Chennai-based motorcycle manufacturer Royal Enfield has been working on its next-gen ‘UCE 350’ lineup for quite some time. The Royal Enfield Meteor 350, the first one to get the upgraded power plant, was spotted testing on multiple occasions in production-ready formats. In fact, its rough pricing was also revealed from a recent leak of a beta configurator platform.
The upcoming Meteor 350 is essentially a replacement to the BS4 Thunderbird 350 and ThunderbirdX 350. The British-origin automaker discontinued its ‘UCE 500’ lineup well before the industry shifted to BS6 emission norms. As a final tribute to the decade-old model range, Royal Enfield had launched the limited-run Classic 500 Tribute Black (BS4). ‘500’ models were phased out due to poor demand.
Royal Enfield is developing another motorcycle with the same power plant, supposedly dubbed ‘Hunter 350’. It was also spied a few times over the months.
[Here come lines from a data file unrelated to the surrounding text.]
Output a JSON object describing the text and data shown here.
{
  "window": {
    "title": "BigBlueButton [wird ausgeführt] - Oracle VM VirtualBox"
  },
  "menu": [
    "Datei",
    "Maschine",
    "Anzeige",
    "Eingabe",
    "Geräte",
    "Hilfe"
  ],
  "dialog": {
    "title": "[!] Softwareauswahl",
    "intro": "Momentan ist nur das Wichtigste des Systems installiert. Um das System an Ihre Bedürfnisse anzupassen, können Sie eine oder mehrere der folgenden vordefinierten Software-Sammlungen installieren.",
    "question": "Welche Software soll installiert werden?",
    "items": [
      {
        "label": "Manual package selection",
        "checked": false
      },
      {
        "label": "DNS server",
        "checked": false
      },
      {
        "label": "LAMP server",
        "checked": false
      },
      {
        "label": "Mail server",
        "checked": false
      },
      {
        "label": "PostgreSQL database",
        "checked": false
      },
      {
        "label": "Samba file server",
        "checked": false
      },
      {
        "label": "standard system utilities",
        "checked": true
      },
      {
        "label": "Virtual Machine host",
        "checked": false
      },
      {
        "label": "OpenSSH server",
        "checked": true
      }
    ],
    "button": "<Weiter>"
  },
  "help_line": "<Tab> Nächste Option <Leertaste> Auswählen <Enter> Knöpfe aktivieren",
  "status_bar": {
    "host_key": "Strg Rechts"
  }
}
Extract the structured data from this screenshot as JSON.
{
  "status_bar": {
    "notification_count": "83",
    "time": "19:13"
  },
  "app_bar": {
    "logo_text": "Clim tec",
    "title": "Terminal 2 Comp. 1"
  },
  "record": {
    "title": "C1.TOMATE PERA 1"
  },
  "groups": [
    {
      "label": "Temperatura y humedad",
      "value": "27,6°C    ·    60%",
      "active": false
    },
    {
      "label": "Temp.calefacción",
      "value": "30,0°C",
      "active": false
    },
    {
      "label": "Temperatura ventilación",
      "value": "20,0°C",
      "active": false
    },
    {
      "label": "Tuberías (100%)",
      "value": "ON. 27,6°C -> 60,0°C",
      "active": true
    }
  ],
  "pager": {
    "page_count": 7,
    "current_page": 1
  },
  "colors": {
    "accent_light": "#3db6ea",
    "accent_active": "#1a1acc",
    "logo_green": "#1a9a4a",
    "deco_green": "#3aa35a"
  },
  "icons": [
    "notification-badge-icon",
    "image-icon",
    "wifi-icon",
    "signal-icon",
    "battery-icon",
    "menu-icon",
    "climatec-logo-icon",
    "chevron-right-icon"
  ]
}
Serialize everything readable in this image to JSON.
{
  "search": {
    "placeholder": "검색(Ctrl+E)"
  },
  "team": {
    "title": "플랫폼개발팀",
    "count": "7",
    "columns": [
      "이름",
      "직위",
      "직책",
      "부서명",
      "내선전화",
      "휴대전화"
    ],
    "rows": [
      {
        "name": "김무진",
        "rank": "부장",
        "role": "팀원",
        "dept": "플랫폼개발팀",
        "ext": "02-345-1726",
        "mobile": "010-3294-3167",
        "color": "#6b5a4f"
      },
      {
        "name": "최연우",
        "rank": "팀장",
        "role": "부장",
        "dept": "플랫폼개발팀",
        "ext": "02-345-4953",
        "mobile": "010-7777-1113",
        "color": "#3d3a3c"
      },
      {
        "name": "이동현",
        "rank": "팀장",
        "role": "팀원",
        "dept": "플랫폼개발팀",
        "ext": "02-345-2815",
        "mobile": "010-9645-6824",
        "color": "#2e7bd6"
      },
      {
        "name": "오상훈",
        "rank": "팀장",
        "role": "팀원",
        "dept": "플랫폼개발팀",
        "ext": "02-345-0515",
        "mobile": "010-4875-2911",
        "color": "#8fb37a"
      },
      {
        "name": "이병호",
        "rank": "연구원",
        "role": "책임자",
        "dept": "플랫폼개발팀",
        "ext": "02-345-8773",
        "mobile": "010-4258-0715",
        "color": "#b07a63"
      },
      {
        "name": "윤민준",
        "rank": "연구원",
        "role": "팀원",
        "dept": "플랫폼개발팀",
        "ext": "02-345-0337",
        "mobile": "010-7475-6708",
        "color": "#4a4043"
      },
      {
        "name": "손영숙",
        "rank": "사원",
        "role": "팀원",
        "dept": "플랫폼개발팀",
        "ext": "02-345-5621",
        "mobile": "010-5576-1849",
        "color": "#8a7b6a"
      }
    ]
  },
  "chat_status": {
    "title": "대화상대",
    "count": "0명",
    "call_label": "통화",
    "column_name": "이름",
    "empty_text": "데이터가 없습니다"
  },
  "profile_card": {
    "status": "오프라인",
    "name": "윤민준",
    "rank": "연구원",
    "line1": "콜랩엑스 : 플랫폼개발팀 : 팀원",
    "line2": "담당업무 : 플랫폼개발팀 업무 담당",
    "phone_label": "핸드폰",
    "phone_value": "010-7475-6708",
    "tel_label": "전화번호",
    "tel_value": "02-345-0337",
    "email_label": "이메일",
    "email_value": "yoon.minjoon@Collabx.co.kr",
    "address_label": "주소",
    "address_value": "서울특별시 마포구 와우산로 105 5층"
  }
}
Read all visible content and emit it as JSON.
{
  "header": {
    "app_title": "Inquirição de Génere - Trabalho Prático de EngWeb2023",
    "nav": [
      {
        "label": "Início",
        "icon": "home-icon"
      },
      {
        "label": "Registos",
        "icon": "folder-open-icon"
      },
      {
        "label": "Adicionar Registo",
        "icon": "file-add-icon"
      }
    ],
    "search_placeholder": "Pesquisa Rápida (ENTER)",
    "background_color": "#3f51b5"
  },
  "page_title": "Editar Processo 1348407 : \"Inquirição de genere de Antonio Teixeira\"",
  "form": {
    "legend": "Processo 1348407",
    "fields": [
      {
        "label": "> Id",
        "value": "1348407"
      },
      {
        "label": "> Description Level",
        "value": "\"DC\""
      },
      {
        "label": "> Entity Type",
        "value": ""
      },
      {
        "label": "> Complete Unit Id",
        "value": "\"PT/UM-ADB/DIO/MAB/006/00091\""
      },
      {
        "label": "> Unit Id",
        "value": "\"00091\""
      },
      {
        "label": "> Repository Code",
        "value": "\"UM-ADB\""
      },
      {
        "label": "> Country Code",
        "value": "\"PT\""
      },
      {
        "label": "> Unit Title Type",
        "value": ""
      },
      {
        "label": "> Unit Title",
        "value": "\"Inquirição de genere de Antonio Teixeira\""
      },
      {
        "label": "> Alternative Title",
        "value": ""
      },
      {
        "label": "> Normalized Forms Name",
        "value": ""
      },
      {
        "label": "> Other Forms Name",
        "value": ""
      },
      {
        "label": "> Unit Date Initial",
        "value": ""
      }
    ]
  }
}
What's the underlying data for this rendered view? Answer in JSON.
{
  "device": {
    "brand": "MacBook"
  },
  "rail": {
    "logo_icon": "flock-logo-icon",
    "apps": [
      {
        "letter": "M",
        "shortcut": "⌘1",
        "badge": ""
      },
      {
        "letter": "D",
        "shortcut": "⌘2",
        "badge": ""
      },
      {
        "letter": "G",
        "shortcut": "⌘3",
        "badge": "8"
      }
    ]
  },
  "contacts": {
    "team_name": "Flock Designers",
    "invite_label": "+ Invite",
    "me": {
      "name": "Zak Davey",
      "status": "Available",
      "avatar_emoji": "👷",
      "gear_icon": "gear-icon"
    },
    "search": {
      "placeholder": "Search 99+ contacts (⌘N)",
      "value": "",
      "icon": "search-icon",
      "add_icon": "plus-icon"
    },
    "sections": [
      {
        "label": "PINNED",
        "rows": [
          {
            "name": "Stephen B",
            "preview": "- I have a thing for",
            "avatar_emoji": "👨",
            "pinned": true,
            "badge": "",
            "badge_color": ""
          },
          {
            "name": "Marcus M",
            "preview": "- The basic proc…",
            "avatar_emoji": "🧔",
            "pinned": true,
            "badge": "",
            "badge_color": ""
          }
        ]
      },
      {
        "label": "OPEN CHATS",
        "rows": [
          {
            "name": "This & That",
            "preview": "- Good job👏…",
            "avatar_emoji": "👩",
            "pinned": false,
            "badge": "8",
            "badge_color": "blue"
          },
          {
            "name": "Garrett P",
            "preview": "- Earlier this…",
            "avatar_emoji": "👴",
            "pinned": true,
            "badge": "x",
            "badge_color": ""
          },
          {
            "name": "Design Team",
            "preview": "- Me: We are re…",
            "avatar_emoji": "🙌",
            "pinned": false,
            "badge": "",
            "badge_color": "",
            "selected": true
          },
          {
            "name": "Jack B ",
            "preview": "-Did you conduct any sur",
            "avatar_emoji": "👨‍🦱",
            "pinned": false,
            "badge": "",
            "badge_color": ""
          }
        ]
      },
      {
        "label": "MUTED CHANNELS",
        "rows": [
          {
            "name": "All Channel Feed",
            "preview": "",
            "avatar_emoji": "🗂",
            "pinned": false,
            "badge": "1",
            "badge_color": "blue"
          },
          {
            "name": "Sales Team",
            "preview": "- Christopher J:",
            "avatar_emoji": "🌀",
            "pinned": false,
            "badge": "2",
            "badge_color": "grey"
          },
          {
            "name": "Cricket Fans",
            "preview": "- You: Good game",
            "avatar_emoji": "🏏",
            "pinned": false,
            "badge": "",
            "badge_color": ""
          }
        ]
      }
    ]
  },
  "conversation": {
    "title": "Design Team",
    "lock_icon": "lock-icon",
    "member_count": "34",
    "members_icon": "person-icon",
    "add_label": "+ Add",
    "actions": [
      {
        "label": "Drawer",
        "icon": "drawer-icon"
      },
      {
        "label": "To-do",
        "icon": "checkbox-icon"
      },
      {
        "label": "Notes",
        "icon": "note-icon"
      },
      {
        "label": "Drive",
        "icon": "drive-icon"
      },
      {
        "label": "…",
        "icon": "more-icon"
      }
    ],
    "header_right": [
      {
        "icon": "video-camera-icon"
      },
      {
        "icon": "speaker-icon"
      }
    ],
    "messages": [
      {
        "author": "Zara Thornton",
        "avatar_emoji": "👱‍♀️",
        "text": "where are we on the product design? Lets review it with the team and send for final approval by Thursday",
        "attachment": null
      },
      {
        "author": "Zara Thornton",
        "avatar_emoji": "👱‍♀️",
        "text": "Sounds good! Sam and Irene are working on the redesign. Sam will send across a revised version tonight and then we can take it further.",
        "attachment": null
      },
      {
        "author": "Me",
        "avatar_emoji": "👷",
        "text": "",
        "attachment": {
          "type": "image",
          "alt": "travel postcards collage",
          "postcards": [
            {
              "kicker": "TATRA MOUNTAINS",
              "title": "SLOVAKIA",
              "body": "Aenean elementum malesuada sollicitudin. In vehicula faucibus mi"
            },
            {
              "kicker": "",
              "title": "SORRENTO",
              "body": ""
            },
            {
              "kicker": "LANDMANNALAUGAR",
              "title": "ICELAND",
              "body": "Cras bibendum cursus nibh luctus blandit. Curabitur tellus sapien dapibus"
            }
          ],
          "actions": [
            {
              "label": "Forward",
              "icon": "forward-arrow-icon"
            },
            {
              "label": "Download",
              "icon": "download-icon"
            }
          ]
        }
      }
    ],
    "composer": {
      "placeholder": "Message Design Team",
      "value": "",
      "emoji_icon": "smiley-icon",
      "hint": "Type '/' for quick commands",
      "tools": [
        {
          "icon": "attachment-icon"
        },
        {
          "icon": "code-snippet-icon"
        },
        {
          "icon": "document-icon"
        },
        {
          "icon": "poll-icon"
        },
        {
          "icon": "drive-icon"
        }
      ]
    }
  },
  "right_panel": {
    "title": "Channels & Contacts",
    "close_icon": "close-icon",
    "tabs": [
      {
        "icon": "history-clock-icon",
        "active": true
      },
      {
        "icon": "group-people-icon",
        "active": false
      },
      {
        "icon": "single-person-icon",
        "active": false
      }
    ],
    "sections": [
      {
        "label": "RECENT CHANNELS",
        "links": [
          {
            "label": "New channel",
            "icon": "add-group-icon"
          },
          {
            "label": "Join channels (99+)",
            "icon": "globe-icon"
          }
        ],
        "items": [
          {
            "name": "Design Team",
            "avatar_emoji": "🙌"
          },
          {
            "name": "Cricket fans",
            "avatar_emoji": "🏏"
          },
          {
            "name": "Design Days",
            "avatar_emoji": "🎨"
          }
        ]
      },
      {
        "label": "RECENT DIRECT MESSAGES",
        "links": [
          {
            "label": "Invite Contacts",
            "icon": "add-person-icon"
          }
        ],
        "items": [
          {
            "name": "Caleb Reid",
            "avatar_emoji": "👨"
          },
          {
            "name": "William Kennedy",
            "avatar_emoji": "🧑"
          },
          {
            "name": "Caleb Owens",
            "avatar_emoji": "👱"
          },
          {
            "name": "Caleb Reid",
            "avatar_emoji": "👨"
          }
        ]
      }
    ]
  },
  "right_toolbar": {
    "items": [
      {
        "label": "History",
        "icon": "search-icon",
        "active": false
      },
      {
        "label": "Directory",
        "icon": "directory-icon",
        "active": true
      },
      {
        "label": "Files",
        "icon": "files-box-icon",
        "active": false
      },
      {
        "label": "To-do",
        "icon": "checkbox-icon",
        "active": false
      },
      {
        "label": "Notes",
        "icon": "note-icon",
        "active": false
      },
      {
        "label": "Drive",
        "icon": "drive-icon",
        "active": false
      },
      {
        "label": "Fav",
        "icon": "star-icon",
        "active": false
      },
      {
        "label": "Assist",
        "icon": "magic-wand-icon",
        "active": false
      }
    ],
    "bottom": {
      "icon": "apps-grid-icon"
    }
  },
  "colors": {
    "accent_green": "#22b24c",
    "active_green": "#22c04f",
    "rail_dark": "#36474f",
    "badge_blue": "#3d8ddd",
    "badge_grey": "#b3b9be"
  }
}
Meanwhile, certain sources suggest that Royal Enfield is planning to launch “something other than the Meteor 350” by the end of this month or early next month. There has not been an official statement on this yet.
Belt Ur Drive on Facebook has shared an interesting spy shot of the new Royal Enfield Meteor 350. It wears some additional factory-spec accessories such as a tall flyscreen or windscreen, crash guards, pannier mounts, broader footpegs, silver levers, etc. Notable standard features include 5×2-spoke alloy wheels, split seats, semi-digital instrument console (with Bluetooth connectivity), LED DRL, round LED taillamp and more.
It is based on the brand’s all-new ‘J’ (sub-500cc) architecture. Rumours tell that Royal Enfield has three more platforms for the future: P (twin-cylinder), K (higher middleweights) and Q (above 750cc). It is too early to make any speculations on the platforms’ potential products.
At present, the BS6-compliant ‘UCE 350’ lineup employs a 346cc air-cooled fuel-injected single-cylinder engine good for about 20bhp and 28Nm — unimpressive numbers for the time and displacement. It follows an archaic tappet-valve arrangement while the Meteor 350’s next-gen ‘UCE 350’ mill (also air-cooled) gets OHC (Over Head Cam). For the same reason, we can expect a sharp increase in output. Transmission duties would be done by a 5-speed unit.
Royal Enfield would most likely launch the Meteor 350 by the end of this year unless the nation goes into another stage of COVID-19 lockdown protocols. Ex-showroom prices are expected to start at around Rs 1.75 lakh (Rs 10,000-15,000 over the BS4 Thunderbird 350).